The rights of workers must also be ensured. Employees need and have a right to know information regarding the chemicals used at work. UNEP promotes the need to guarantee that all employees who assist in supplying the world with essential chemical products and waste management services be regarded with gratitude and respect, not simply informal recyclers. These workers' health problems and the environmental destruction of their homes should not be seen as an indirect penalty for their labour on the part of their families, especially their children.
Knowledge of the environment must be available to everyone. According to the UNEP’s Bali Guidelines on Access to Information, Public Participation, and Access to Justice in Environmental Matters, “States should ensure that any natural or legal person who considers that his or her request for environmental information has been unreasonably refused … or in any other way not handled in accordance with applicable law, has access to a review procedure before a court of law … to challenge such a decision, act or omission by the public authority in question.” The Aarhus Convention and the Escaz Agreement, two enforceable regional agreements, have similar clauses.
Other tried and tested options include:
  • Passing clean air legislation.
  • Switching from coal-fired electricity to renewable energy.
  • Incorporating the latest development in electronics to improve air quality and air security.

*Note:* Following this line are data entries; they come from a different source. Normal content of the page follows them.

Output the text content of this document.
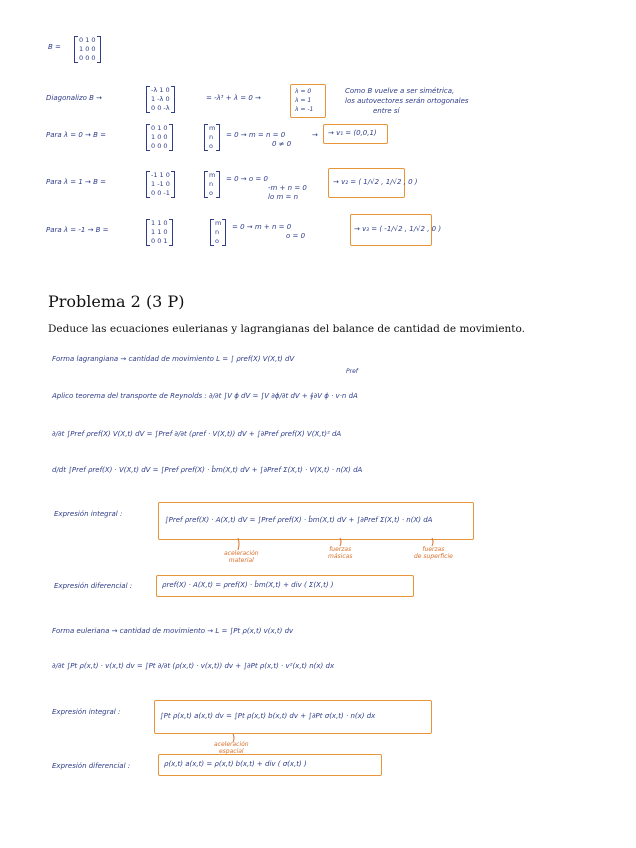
B =
0 1 0
1 0 0
0 0 0
Diagonalizo B →
-λ 1 0
1 -λ 0
0 0 -λ
= -λ³ + λ = 0 →
λ = 0
λ = 1
λ = -1
Como B vuelve a ser simétrica,
los autovectores serán ortogonales
entre sí
Para λ = 0 → B =
0 1 0
1 0 0
0 0 0
m
n
o
= 0 → m = n = 0
0 ≠ 0
→	→ v₁ = (0,0,1)
Para λ = 1 → B =
-1 1 0
1 -1 0
0 0 -1
m
n
o
= 0 → o = 0
-m + n = 0
lo m = n
→ v₂ = ( 1/√2 , 1/√2 , 0 )
Para λ = -1 → B =
1 1 0
1 1 0
0 0 1
m
n
o
= 0 → m + n = 0
o = 0
→ v₃ = ( -1/√2 , 1/√2 , 0 )
Problema 2 (3 P)
Deduce las ecuaciones eulerianas y lagrangianas del balance de cantidad de movimiento.
Forma lagrangiana → cantidad de movimiento L = ∫ ρref(X) V(X,t) dV
Pref
Aplico teorema del transporte de Reynolds : ∂/∂t ∫V ϕ dV = ∫V ∂ϕ/∂t dV + ∮∂V ϕ · v·n dA
∂/∂t ∫Pref ρref(X) V(X,t) dV = ∫Pref ∂/∂t (ρref · V(X,t)) dV + ∫∂Pref ρref(X) V(X,t)² dA
d/dt ∫Pref ρref(X) · V(X,t) dV = ∫Pref ρref(X) · b̂m(X,t) dV + ∫∂Pref Σ(X,t) · V(X,t) · n(X) dA
Expresión integral :
∫Pref ρref(X) · A(X,t) dV = ∫Pref ρref(X) · b̂m(X,t) dV + ∫∂Pref Σ(X,t) · n(X) dA
aceleración
material
fuerzas
másicas
fuerzas
de superficie
Expresión diferencial :	ρref(X) · A(X,t) = ρref(X) · b̂m(X,t) + div ( Σ(X,t) )
Forma euleriana → cantidad de movimiento → L = ∫Pt ρ(x,t) v(x,t) dv
∂/∂t ∫Pt ρ(x,t) · v(x,t) dv = ∫Pt ∂/∂t (ρ(x,t) · v(x,t)) dv + ∫∂Pt ρ(x,t) · v²(x,t) n(x) dx
Expresión integral :	∫Pt ρ(x,t) a(x,t) dv = ∫Pt ρ(x,t) b(x,t) dv + ∫∂Pt σ(x,t) · n(x) dx
aceleración
espacial
Expresión diferencial :	ρ(x,t) a(x,t) = ρ(x,t) b(x,t) + div ( σ(x,t) )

In addition, promoting cycling and walking in urban areas, electrifying public transportation, eliminating fossil fuel subsidies (except as noted above), enhancing waste management, and assisting farmers in adopting more environmentally friendly methods. As a result, the global climate emergency could be addressed, air quality would improve, and there would be significant health, environmental, social, and economic advantages if these policies were implemented well.
There is no more time for discussion or tolerance for ambiguity. Clean air is a necessary policy goal and is a fundamental human right.

All must breathe clean air. There is a crisis in global health, the environment, and human rights because billions of people today breathe dangerously polluted air. Implementing the known solutions is all that is required. Using the correct air purifier products is an essential step toward safeguarding the health of the individual and the planet. We not only have a unique chance to save tens of millions of lives in the following decades by lowering air pollution, but we also have a moral and legal duty to do it. It is time for us to be responsible and make efforts to create a safe and healthy tomorrow.